Ia masih ingat dulu ketika masih kecil ia dibawa ayahnya pergi ke kota. Ayahnya hendak menukarkan rusa dan ayam yang didapatkan dari hutan dengan tembakau. Saat tiba di pasar, banyak orang yang mencemooh mereka. Bahkan ada orang tua yang memegang anaknya erat-erat karena mereka takut anak-anaknya kena guna-guna. Segayo merasa sakit hati sewaktu ia mendekati seorang anak kecil. Anak kecil itu berlari kepada orang tuanya dan mengatakan kalau ia takut diculik oleh orang kubu seperti dirinya. Padahal segayo hanya ingin bermain-main dengan anak itu.
Di pasar itu juga ia melihat ayahnya ditipu oleh pembeli.
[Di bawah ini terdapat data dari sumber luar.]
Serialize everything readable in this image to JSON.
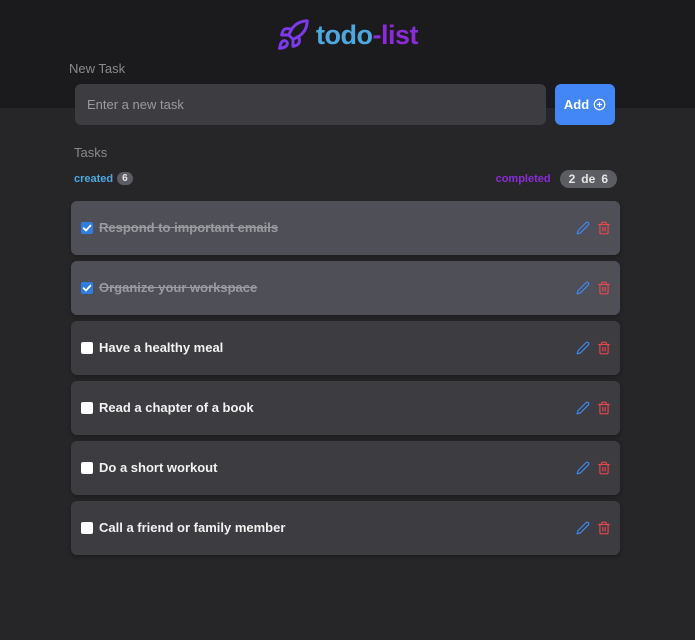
{
  "app": {
    "logo_icon": "rocket-icon",
    "title_part1": "todo",
    "title_part2": "-list",
    "colors": {
      "todo_blue": "#4ea8de",
      "list_purple": "#8b2bd9",
      "accent_button": "#4287f5"
    }
  },
  "form": {
    "label": "New Task",
    "placeholder": "Enter a new task",
    "value": "",
    "add_label": "Add",
    "add_icon": "plus-circle-icon"
  },
  "summary": {
    "section_label": "Tasks",
    "created_label": "created",
    "created_count": "6",
    "completed_label": "completed",
    "completed_done": "2",
    "completed_of": "de",
    "completed_total": "6"
  },
  "tasks": [
    {
      "text": "Respond to important emails",
      "completed": true
    },
    {
      "text": "Organize your workspace",
      "completed": true
    },
    {
      "text": "Have a healthy meal",
      "completed": false
    },
    {
      "text": "Read a chapter of a book",
      "completed": false
    },
    {
      "text": "Do a short workout",
      "completed": false
    },
    {
      "text": "Call a friend or family member",
      "completed": false
    }
  ],
  "icons": {
    "edit": "pencil-icon",
    "delete": "trash-icon",
    "check": "checkmark-icon"
  }
}
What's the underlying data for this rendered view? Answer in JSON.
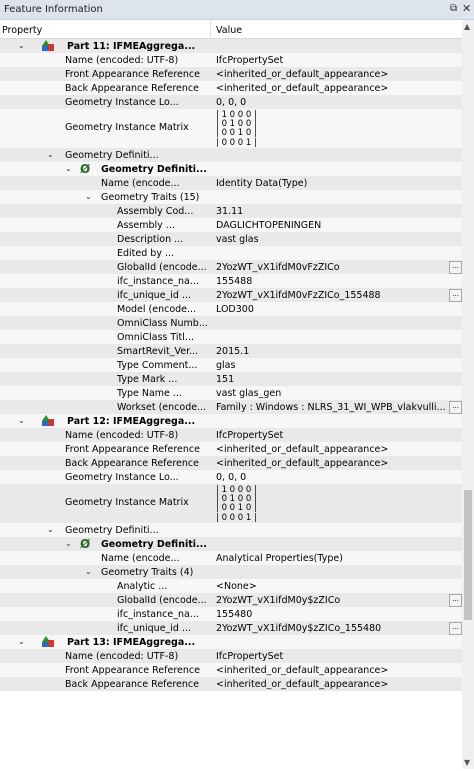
{
  "window": {
    "title": "Feature Information",
    "float_glyph": "⧉",
    "close_glyph": "✕"
  },
  "columns": {
    "property": "Property",
    "value": "Value"
  },
  "rows": [
    {
      "p": "Part 11: IFMEAggrega...",
      "bold": true,
      "exp": "⌄",
      "icon": "fme",
      "lvl": 0,
      "v": ""
    },
    {
      "p": "Name (encoded: UTF-8)",
      "lvl": 1,
      "v": "IfcPropertySet"
    },
    {
      "p": "Front Appearance Reference",
      "lvl": 1,
      "v": "<inherited_or_default_appearance>"
    },
    {
      "p": "Back Appearance Reference",
      "lvl": 1,
      "v": "<inherited_or_default_appearance>"
    },
    {
      "p": "Geometry Instance Lo...",
      "lvl": 1,
      "v": "0, 0, 0"
    },
    {
      "p": "Geometry Instance Matrix",
      "lvl": 1,
      "tall": true,
      "v": "| 1 0 0 0 |\n| 0 1 0 0 |\n| 0 0 1 0 |\n| 0 0 0 1 |"
    },
    {
      "p": "Geometry Definiti...",
      "exp": "⌄",
      "lvl": 1,
      "v": ""
    },
    {
      "p": "Geometry Definiti...",
      "bold": true,
      "exp": "⌄",
      "icon": "null",
      "lvl": 2,
      "v": ""
    },
    {
      "p": "Name (encode...",
      "lvl": 3,
      "v": "Identity Data(Type)"
    },
    {
      "p": "Geometry Traits (15)",
      "exp": "⌄",
      "lvl": 3,
      "v": ""
    },
    {
      "p": "Assembly Cod...",
      "lvl": 4,
      "v": "31.11"
    },
    {
      "p": "Assembly ...",
      "lvl": 4,
      "v": "DAGLICHTOPENINGEN"
    },
    {
      "p": "Description ...",
      "lvl": 4,
      "v": "vast glas"
    },
    {
      "p": "Edited by ...",
      "lvl": 4,
      "v": ""
    },
    {
      "p": "GlobalId (encode...",
      "lvl": 4,
      "v": "2YozWT_vX1ifdM0vFzZICo",
      "ell": true
    },
    {
      "p": "ifc_instance_na...",
      "lvl": 4,
      "v": "155488"
    },
    {
      "p": "ifc_unique_id ...",
      "lvl": 4,
      "v": "2YozWT_vX1ifdM0vFzZICo_155488",
      "ell": true
    },
    {
      "p": "Model (encode...",
      "lvl": 4,
      "v": "LOD300"
    },
    {
      "p": "OmniClass Numb...",
      "lvl": 4,
      "v": ""
    },
    {
      "p": "OmniClass Titl...",
      "lvl": 4,
      "v": ""
    },
    {
      "p": "SmartRevit_Ver...",
      "lvl": 4,
      "v": "2015.1"
    },
    {
      "p": "Type Comment...",
      "lvl": 4,
      "v": "glas"
    },
    {
      "p": "Type Mark ...",
      "lvl": 4,
      "v": "151"
    },
    {
      "p": "Type Name ...",
      "lvl": 4,
      "v": "vast glas_gen"
    },
    {
      "p": "Workset (encode...",
      "lvl": 4,
      "v": "Family : Windows : NLRS_31_WI_WPB_vlakvulli...",
      "ell": true
    },
    {
      "p": "Part 12: IFMEAggrega...",
      "bold": true,
      "exp": "⌄",
      "icon": "fme",
      "lvl": 0,
      "v": ""
    },
    {
      "p": "Name (encoded: UTF-8)",
      "lvl": 1,
      "v": "IfcPropertySet"
    },
    {
      "p": "Front Appearance Reference",
      "lvl": 1,
      "v": "<inherited_or_default_appearance>"
    },
    {
      "p": "Back Appearance Reference",
      "lvl": 1,
      "v": "<inherited_or_default_appearance>"
    },
    {
      "p": "Geometry Instance Lo...",
      "lvl": 1,
      "v": "0, 0, 0"
    },
    {
      "p": "Geometry Instance Matrix",
      "lvl": 1,
      "tall": true,
      "v": "| 1 0 0 0 |\n| 0 1 0 0 |\n| 0 0 1 0 |\n| 0 0 0 1 |"
    },
    {
      "p": "Geometry Definiti...",
      "exp": "⌄",
      "lvl": 1,
      "v": ""
    },
    {
      "p": "Geometry Definiti...",
      "bold": true,
      "exp": "⌄",
      "icon": "null",
      "lvl": 2,
      "v": ""
    },
    {
      "p": "Name (encode...",
      "lvl": 3,
      "v": "Analytical Properties(Type)"
    },
    {
      "p": "Geometry Traits (4)",
      "exp": "⌄",
      "lvl": 3,
      "v": ""
    },
    {
      "p": "Analytic ...",
      "lvl": 4,
      "v": "<None>"
    },
    {
      "p": "GlobalId (encode...",
      "lvl": 4,
      "v": "2YozWT_vX1ifdM0y$zZICo",
      "ell": true
    },
    {
      "p": "ifc_instance_na...",
      "lvl": 4,
      "v": "155480"
    },
    {
      "p": "ifc_unique_id ...",
      "lvl": 4,
      "v": "2YozWT_vX1ifdM0y$zZICo_155480",
      "ell": true
    },
    {
      "p": "Part 13: IFMEAggrega...",
      "bold": true,
      "exp": "⌄",
      "icon": "fme",
      "lvl": 0,
      "v": ""
    },
    {
      "p": "Name (encoded: UTF-8)",
      "lvl": 1,
      "v": "IfcPropertySet"
    },
    {
      "p": "Front Appearance Reference",
      "lvl": 1,
      "v": "<inherited_or_default_appearance>"
    },
    {
      "p": "Back Appearance Reference",
      "lvl": 1,
      "v": "<inherited_or_default_appearance>"
    }
  ],
  "ellipsis_label": "..."
}
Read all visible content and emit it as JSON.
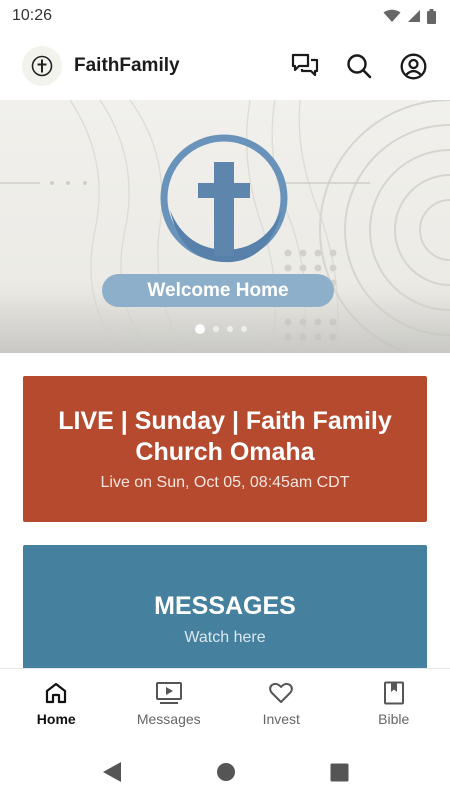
{
  "status_bar": {
    "time": "10:26"
  },
  "app": {
    "title": "FaithFamily"
  },
  "hero": {
    "welcome_label": "Welcome Home",
    "slides_total": 4,
    "active_slide": 1
  },
  "cards": {
    "live": {
      "title": "LIVE | Sunday | Faith Family Church Omaha",
      "subtitle": "Live on Sun, Oct 05, 08:45am CDT",
      "color": "#b54a2f"
    },
    "messages": {
      "title": "MESSAGES",
      "subtitle": "Watch here",
      "color": "#45809f"
    }
  },
  "bottom_nav": {
    "items": [
      {
        "label": "Home",
        "icon": "home-icon",
        "active": true
      },
      {
        "label": "Messages",
        "icon": "play-screen-icon",
        "active": false
      },
      {
        "label": "Invest",
        "icon": "heart-icon",
        "active": false
      },
      {
        "label": "Bible",
        "icon": "bookmark-book-icon",
        "active": false
      }
    ]
  },
  "colors": {
    "pill": "#8eafc9",
    "cross_blue": "#5e8ab4"
  }
}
Ayam hutan dan rusa itu hanya dihargai dua kantung plastik tembakau. Bahkan ayahnya harus memberikan beberapa rupiah untuk membeli tembakau itu. Siapapun tahu, kalau itu tak pantas. Segayo marah, tapi ayahnya menahannya. Ia mengingatkan anaknya tentang seloka adat yang pernah diajarknannya. Tidak lapuk kareno hujan, tidak lekang kareno paneh. Biarlah mereka menipu, tapi kita harus bersabar. Harus kuat menahan cobaan.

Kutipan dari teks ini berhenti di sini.